Home inspectors come up with all sorts of non-code based items. Different mentality. Building inspectors (work for AHJ) follow building codes, which are a minimum standard required by either State Law or Municipal Code. Home inspectors are private party, are typically employed during property transactions, and make recommendations/observations based upon code, best practices, and/or personal opinions.


----------



## Pcinspector1 (Mar 16, 2022)

Federal register UL325 requires OGD sensors but I'm not aware of a IRC code requirement for single family homes to have the safety cables. The OGD installers may be installing them at an additional cost or as an add-on. 

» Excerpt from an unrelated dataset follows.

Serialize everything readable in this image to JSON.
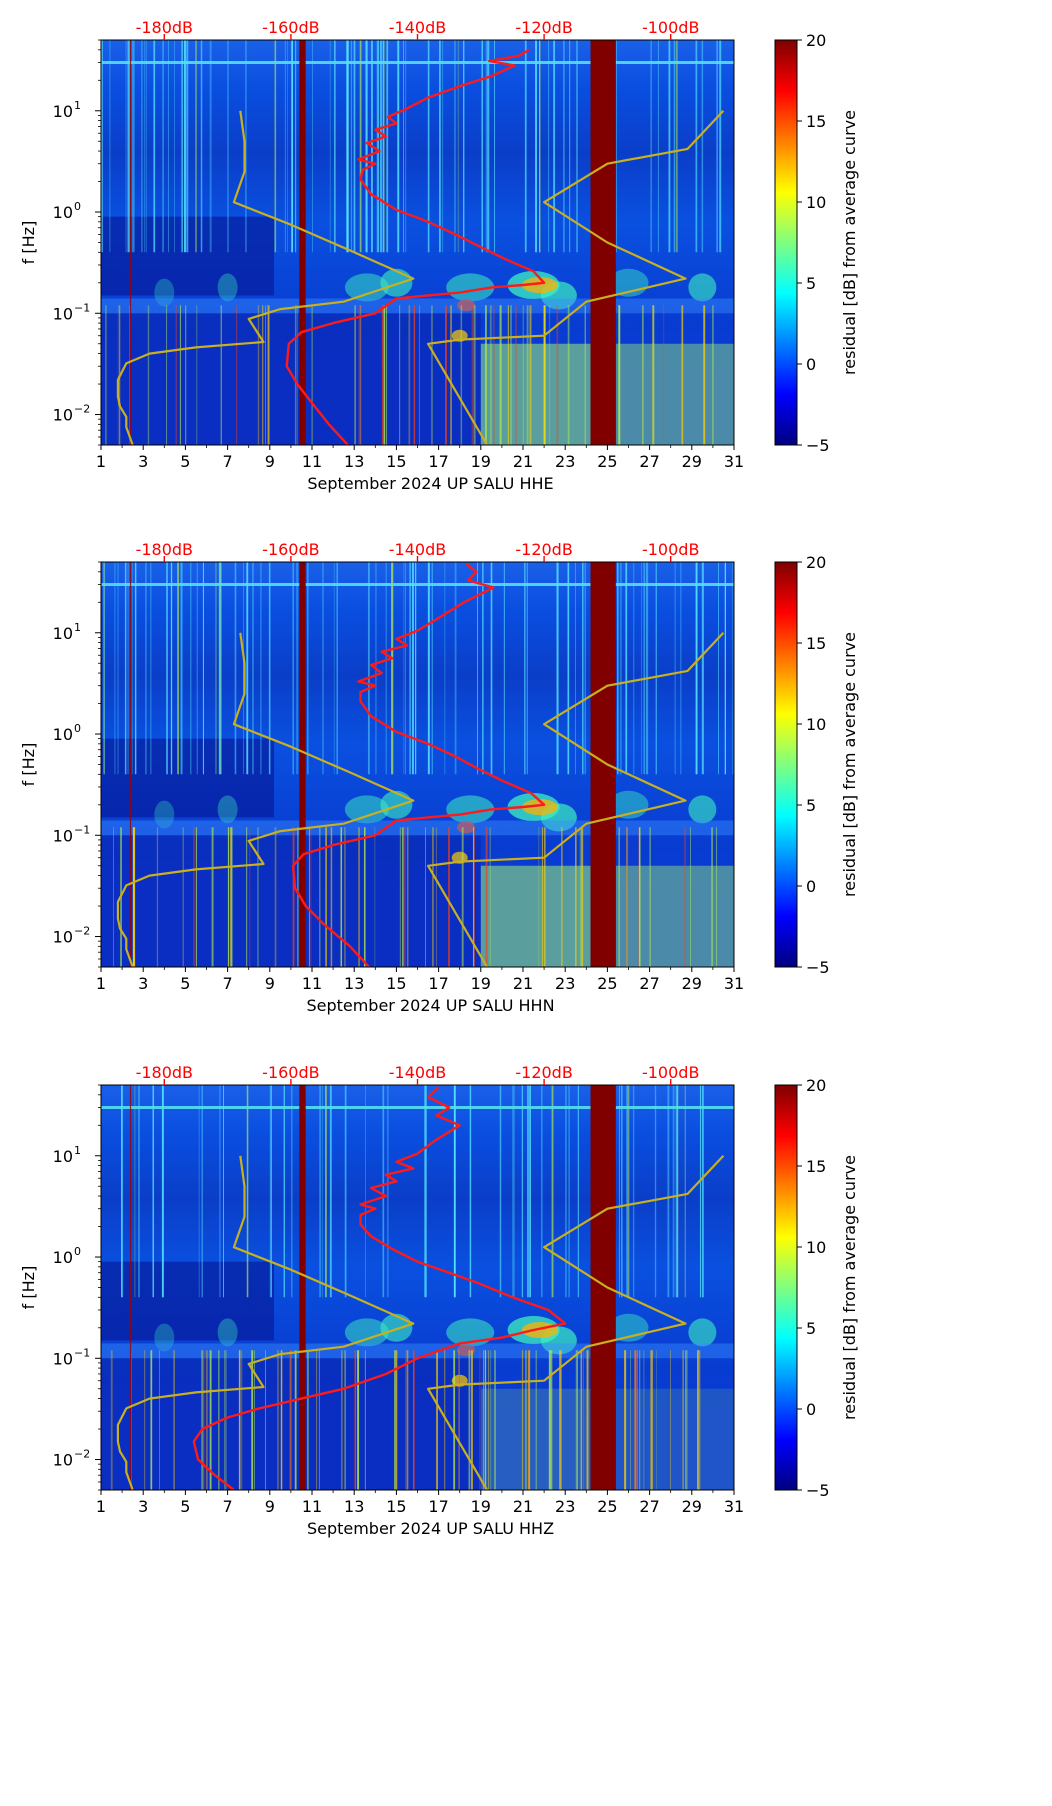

I have had one break when no one was using the door, the spring decideded to break in the early morning and woke us all up. It did not cause any damage but made quite a bit of noise. it could have cause some damageor injury, so it wouldn't be a bad code requirement IMO. However it most likey would add to the cost of construction if required by code.


----------



## ICE (Mar 16, 2022)

California requires a battery backup for the electric opener.  This came about due to people not being able to open the door after a power failure as the result of a wildfire.  Several people were found deceased in the car...in the garage.  

If the door springs were injuring people, California would have a law to take that into account.....well it might take killing people to get a law.  If the battery backup law is any indication, one or two should do it.


----------



## classicT (Mar 16, 2022)

ICE said:


> California requires a battery backup for the electric opener.  This came about due to people not being able to open the door after a power failure as the result of a wildfire.  Several people were found deceased in the car...in the garage.


I still can not believe that CA had to pass that law. As much as I hate to say this, apparently we need people to watch the latest action movie (Fast and the Furious perhaps), so that they understand that 2-ton car can drive right through that aluminum garage door. Of course insurance wouldn't cover the damage, but...


----------



## ICE (Mar 16, 2022)

classicT said:


> I still can not believe that CA had to pass that law. As much as I hate to say this, apparently we need people to watch the latest action movie (Fast and the Furious perhaps), so that they understand *that 2-ton car can drive right through that aluminum garage door. *Of course insurance wouldn't cover the damage, but...


I'm not sure that a Prius has the umph to gitter done.


----------



## Rick18071 (Mar 16, 2022)

Who says you need to use the door?


----------